April 6, 2020 14:54

Keeping the lights on when a crisis strikes

‘Never normal’ is going to be the new normal, and companies need new levels of preparation henceforth

The best laid plans of men and mice

Gang aft a gley (often go awry)

And leave us nought but grief and pain…

Scottish poet Robert Burns, 1786

Most companies have business continuity plans (BCPs) to ensure that operations carry on even during emergency situations. Typically BCPs are for three months and, even during natural calamities or severe economic recessions, a lot of companies manage to pay salaries and keep the lights on. But Covid19 has thrown even the well laid BCPs out of kilter.

Caught on wrong foot

A survey in the US last month by payment automation solutions provider AvidXchange of 500 different businesses showed that just over 60 per cent of them had businesses continuity plans, of which only 37 per cent had the necessary technology to enable employees to carry out mission-critical processes such as taking care of customers, or paying staff.

And while many companies do have a documented set of procedures, and identify key personnel who would carry out these steps, these can often fail if not regularly updated when those people leave.

We have just seen how, in the context of Covid-19, companies in India were caught on the wrong foot and scrambled helter-skelter to put technologies in place to enable staff to work from home, and keep them safe or find alternative supply chains as existing ones were disrupted. For those in essential service businesses — healthcare and pharma companies, retail and e-commerce companies supplying groceries, logistics players, banks, and financial services companies — keeping employees working in the field safe has been another contingency to plan and manage. Who would have anticipated the shortage of protective gear?

Agile and on the cloud

On the positive side, in week two of the lockdown, many companies impressed with their remarkable agility and adaptability to keep operations going smoothly. It’s early days yet but I would hazard a guess that if an analysis were done of the companies that got their acts together quickly, they would be the ones that had digitally transformed as well as those with decentralised leadership. Software company Zoho, for instance, in just three days had all its 8,000 employees across 20 countries make the transition to working from home. It could do so quickly as its entire application suite was on the cloud. Zoho’s BCP team relayed information and delegated responsibilities. How it did it is, here .

Good communicators

For continuity management, communication is crucial. Several CEOs did virtual townhalls, kept their lines open, took on tough questions. A crisis is a time for over-communication, and to allay fears. And if hard times are inevitable, it is important to be upfront and transparent about it, as Marriott’s President and CEO Arne Sorenson was in his moving address to all the associates of the group.
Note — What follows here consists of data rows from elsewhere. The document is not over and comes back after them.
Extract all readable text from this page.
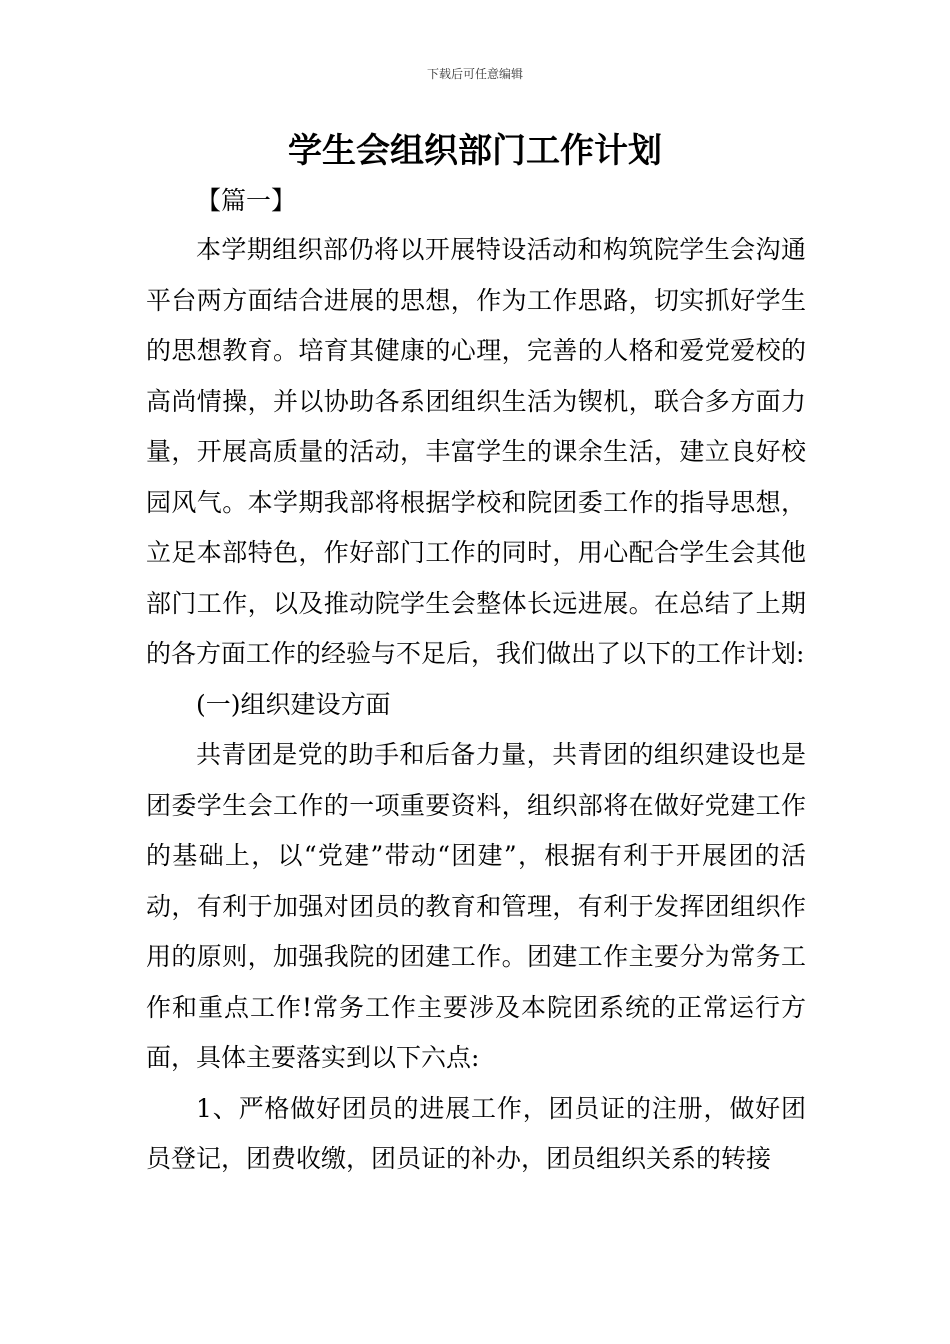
下载后可任意编辑
学生会组织部门工作计划
【篇一】

本学期组织部仍将以开展特设活动和构筑院学生会沟通平台两方面结合进展的思想，作为工作思路，切实抓好学生的思想教育。培育其健康的心理，完善的人格和爱党爱校的高尚情操，并以协助各系团组织生活为锲机，联合多方面力量，开展高质量的活动，丰富学生的课余生活，建立良好校园风气。本学期我部将根据学校和院团委工作的指导思想，立足本部特色，作好部门工作的同时，用心配合学生会其他部门工作，以及推动院学生会整体长远进展。在总结了上期的各方面工作的经验与不足后，我们做出了以下的工作计划:

(一)组织建设方面

共青团是党的助手和后备力量，共青团的组织建设也是团委学生会工作的一项重要资料，组织部将在做好党建工作的基础上，以“党建”带动“团建”，根据有利于开展团的活动，有利于加强对团员的教育和管理，有利于发挥团组织作用的原则，加强我院的团建工作。团建工作主要分为常务工作和重点工作!常务工作主要涉及本院团系统的正常运行方面，具体主要落实到以下六点:

1、严格做好团员的进展工作，团员证的注册，做好团员登记，团费收缴，团员证的补办，团员组织关系的转接
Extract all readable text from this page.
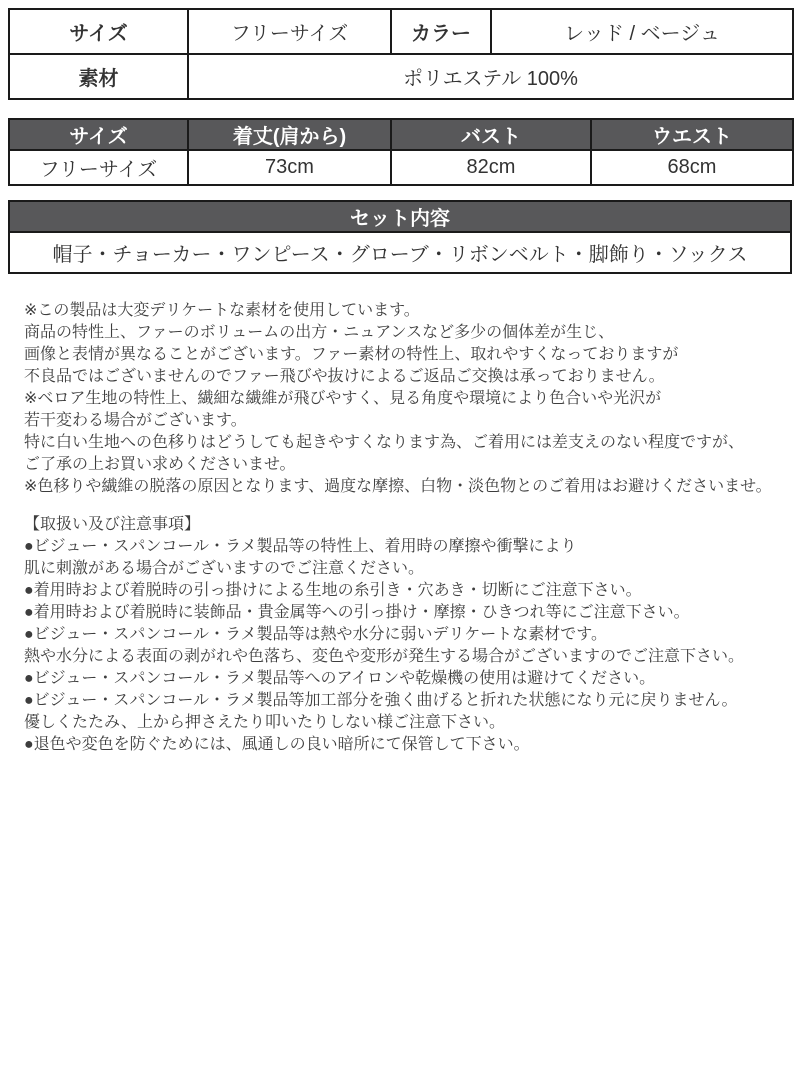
サイズ	フリーサイズ	カラー	レッド / ベージュ
素材	ポリエステル 100%		
サイズ	着丈(肩から)	バスト	ウエスト
フリーサイズ	73cm	82cm	68cm
セット内容
帽子・チョーカー・ワンピース・グローブ・リボンベルト・脚飾り・ソックス
※この製品は大変デリケートな素材を使用しています。
商品の特性上、ファーのボリュームの出方・ニュアンスなど多少の個体差が生じ、
画像と表情が異なることがございます。ファー素材の特性上、取れやすくなっておりますが
不良品ではございませんのでファー飛びや抜けによるご返品ご交換は承っておりません。
※ベロア生地の特性上、繊細な繊維が飛びやすく、見る角度や環境により色合いや光沢が
若干変わる場合がございます。
特に白い生地への色移りはどうしても起きやすくなります為、ご着用には差支えのない程度ですが、
ご了承の上お買い求めくださいませ。
※色移りや繊維の脱落の原因となります、過度な摩擦、白物・淡色物とのご着用はお避けくださいませ。
【取扱い及び注意事項】
●ビジュー・スパンコール・ラメ製品等の特性上、着用時の摩擦や衝撃により
肌に刺激がある場合がございますのでご注意ください。
●着用時および着脱時の引っ掛けによる生地の糸引き・穴あき・切断にご注意下さい。
●着用時および着脱時に装飾品・貴金属等への引っ掛け・摩擦・ひきつれ等にご注意下さい。
●ビジュー・スパンコール・ラメ製品等は熱や水分に弱いデリケートな素材です。
熱や水分による表面の剥がれや色落ち、変色や変形が発生する場合がございますのでご注意下さい。
●ビジュー・スパンコール・ラメ製品等へのアイロンや乾燥機の使用は避けてください。
●ビジュー・スパンコール・ラメ製品等加工部分を強く曲げると折れた状態になり元に戻りません。
優しくたたみ、上から押さえたり叩いたりしない様ご注意下さい。
●退色や変色を防ぐためには、風通しの良い暗所にて保管して下さい。
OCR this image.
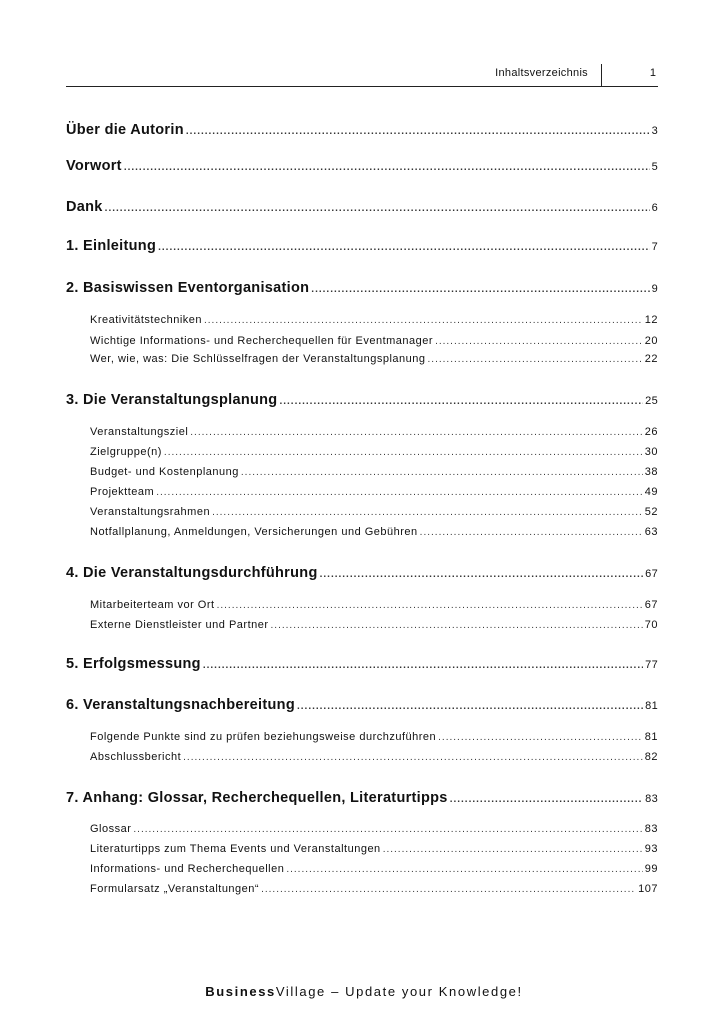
Inhaltsverzeichnis	1
Über die Autorin .....	3
Vorwort .....	5
Dank .....	6
1. Einleitung .....	7
2. Basiswissen Eventorganisation .....	9
Kreativitätstechniken .....	12
Wichtige Informations- und Recherchequellen für Eventmanager .....	20
Wer, wie, was: Die Schlüsselfragen der Veranstaltungsplanung .....	22
3. Die Veranstaltungsplanung .....	25
Veranstaltungsziel .....	26
Zielgruppe(n) .....	30
Budget- und Kostenplanung .....	38
Projektteam .....	49
Veranstaltungsrahmen .....	52
Notfallplanung, Anmeldungen, Versicherungen und Gebühren .....	63
4. Die Veranstaltungsdurchführung .....	67
Mitarbeiterteam vor Ort .....	67
Externe Dienstleister und Partner .....	70
5. Erfolgsmessung .....	77
6. Veranstaltungsnachbereitung .....	81
Folgende Punkte sind zu prüfen beziehungsweise durchzuführen .....	81
Abschlussbericht .....	82
7. Anhang: Glossar, Recherchequellen, Literaturtipps .....	83
Glossar .....	83
Literaturtipps zum Thema Events und Veranstaltungen .....	93
Informations- und Recherchequellen .....	99
Formularsatz „Veranstaltungen“ .....	107
BusinessVillage – Update your Knowledge!
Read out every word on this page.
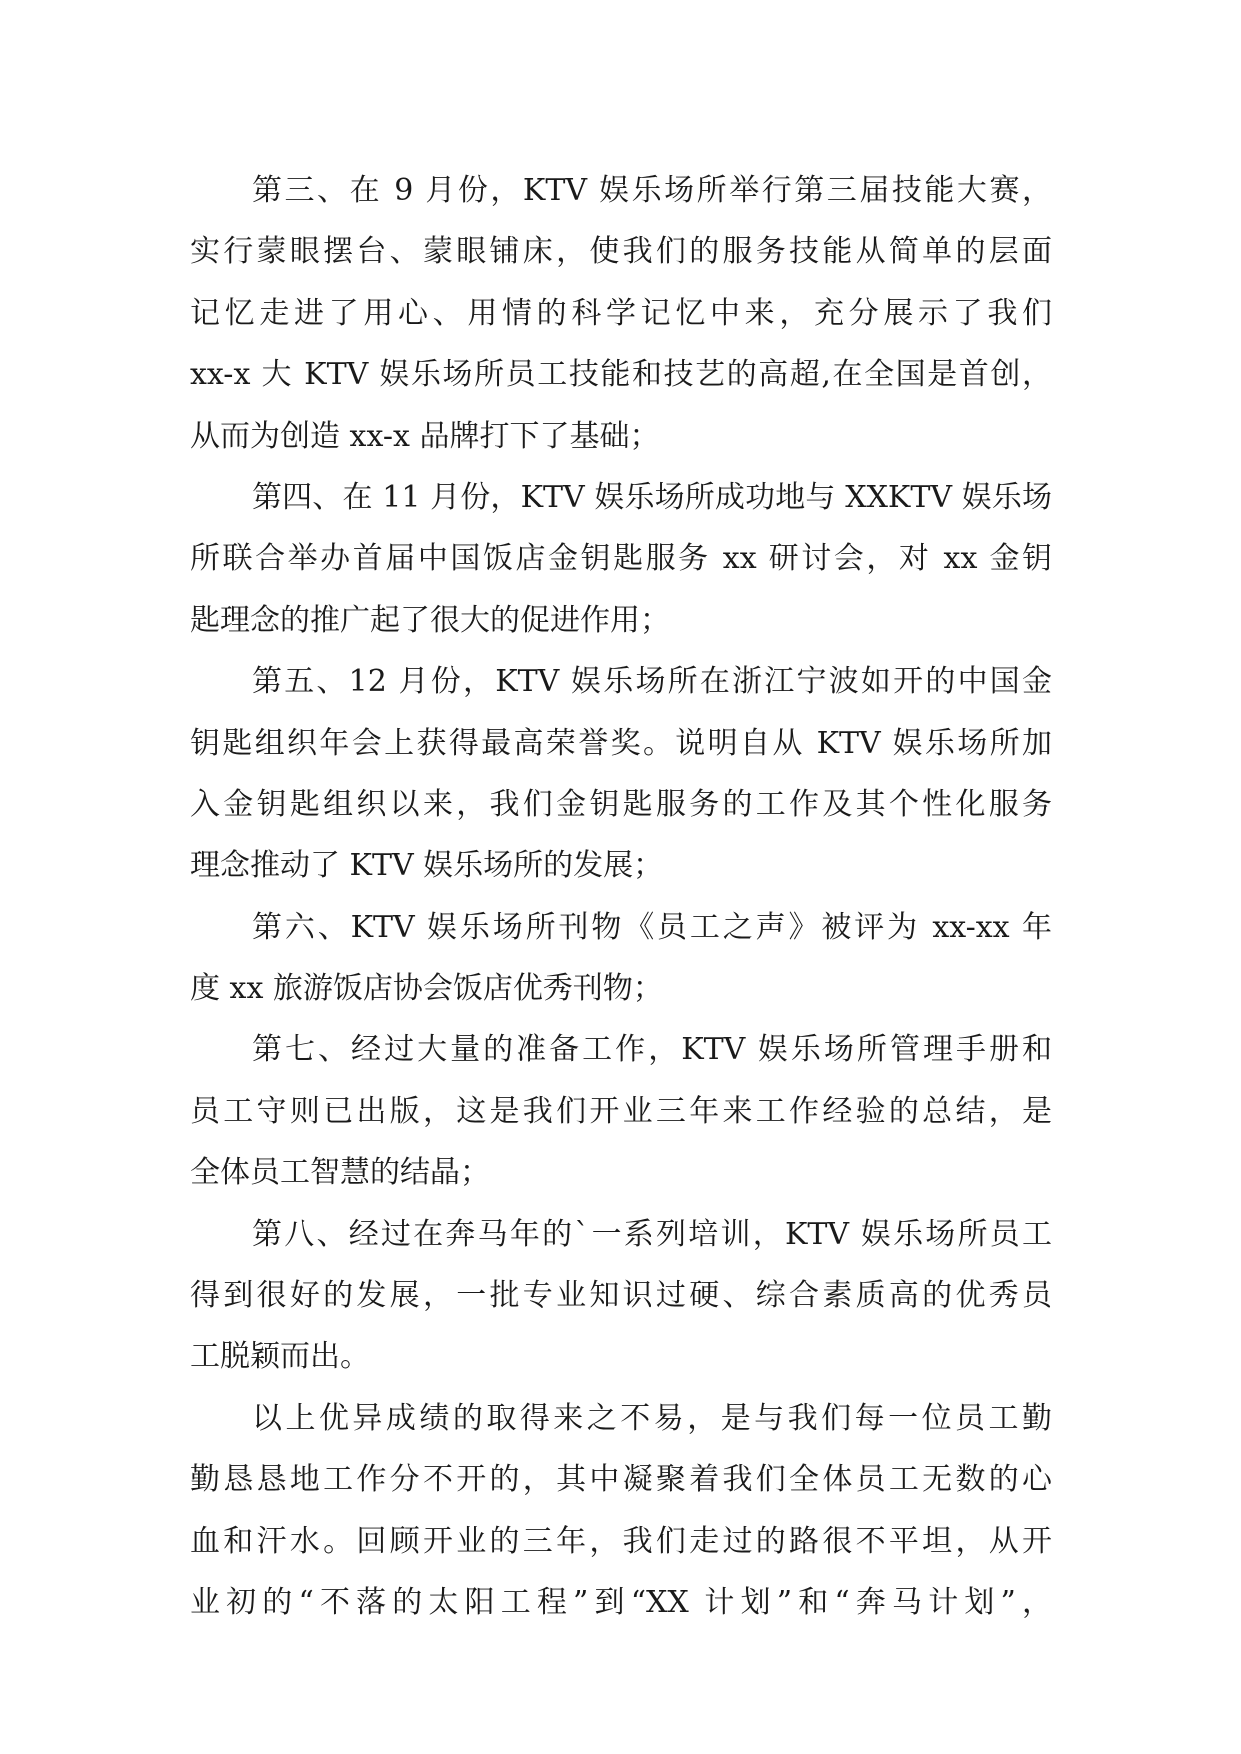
第三、在 9 月份，KTV 娱乐场所举行第三届技能大赛，
实行蒙眼摆台、蒙眼铺床，使我们的服务技能从简单的层面
记忆走进了用心、用情的科学记忆中来，充分展示了我们
xx-x 大 KTV 娱乐场所员工技能和技艺的高超,在全国是首创，
从而为创造 xx-x 品牌打下了基础；
第四、在 11 月份，KTV 娱乐场所成功地与 XXKTV 娱乐场
所联合举办首届中国饭店金钥匙服务 xx 研讨会，对 xx 金钥
匙理念的推广起了很大的促进作用；
第五、12 月份，KTV 娱乐场所在浙江宁波如开的中国金
钥匙组织年会上获得最高荣誉奖。说明自从 KTV 娱乐场所加
入金钥匙组织以来，我们金钥匙服务的工作及其个性化服务
理念推动了 KTV 娱乐场所的发展；
第六、KTV 娱乐场所刊物《员工之声》被评为 xx-xx 年
度 xx 旅游饭店协会饭店优秀刊物；
第七、经过大量的准备工作，KTV 娱乐场所管理手册和
员工守则已出版，这是我们开业三年来工作经验的总结，是
全体员工智慧的结晶；
第八、经过在奔马年的`一系列培训，KTV 娱乐场所员工
得到很好的发展，一批专业知识过硬、综合素质高的优秀员
工脱颖而出。
以上优异成绩的取得来之不易，是与我们每一位员工勤
勤恳恳地工作分不开的，其中凝聚着我们全体员工无数的心
血和汗水。回顾开业的三年，我们走过的路很不平坦，从开
业初的“不落的太阳工程”到“XX 计划”和“奔马计划”，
The grim reality of the current crisis is that businesses big and small are going to have to take tough decisions about their workforce. A survey by the Society for Human Resources Management (SHRM) in the US, released in the first week of April, found that one in five small businesses cannot afford to pay employees for more than a week under quarantine. The SHRM research showed that while 80 per cent of these companies did come up with business continuity plans in early March, a quarter of American workers said they had not heard from their managements on how they were handling the Covid-19 crisis.

Behaviour shifts

Covid-19 is going to cause huge behaviour shifts in society. Already #CatalysedByCovid has become a trending hashtag, with forecasts that people will henceforth start becoming more responsive to digital tools, start consuming healthier, become very conscious of hygiene and equip homes for every possible emergency. There are forecasts that people might start saving more as jobs become insecure, and postpone, or altogether discard, frivolous buys. Fear is going to be an emotion driving the consumer henceforth.

All these new behaviours have implications for businesses. Whole business models will change as consumer behaviours change. Till now businesses and leaders were thinking in terms of a VUCA (volatile, unpredictable, complex and ambiguous) world. But now, as somebody said, ‘never normal’ is going to be the new normal. And that’s what the continuity plans have to focus on.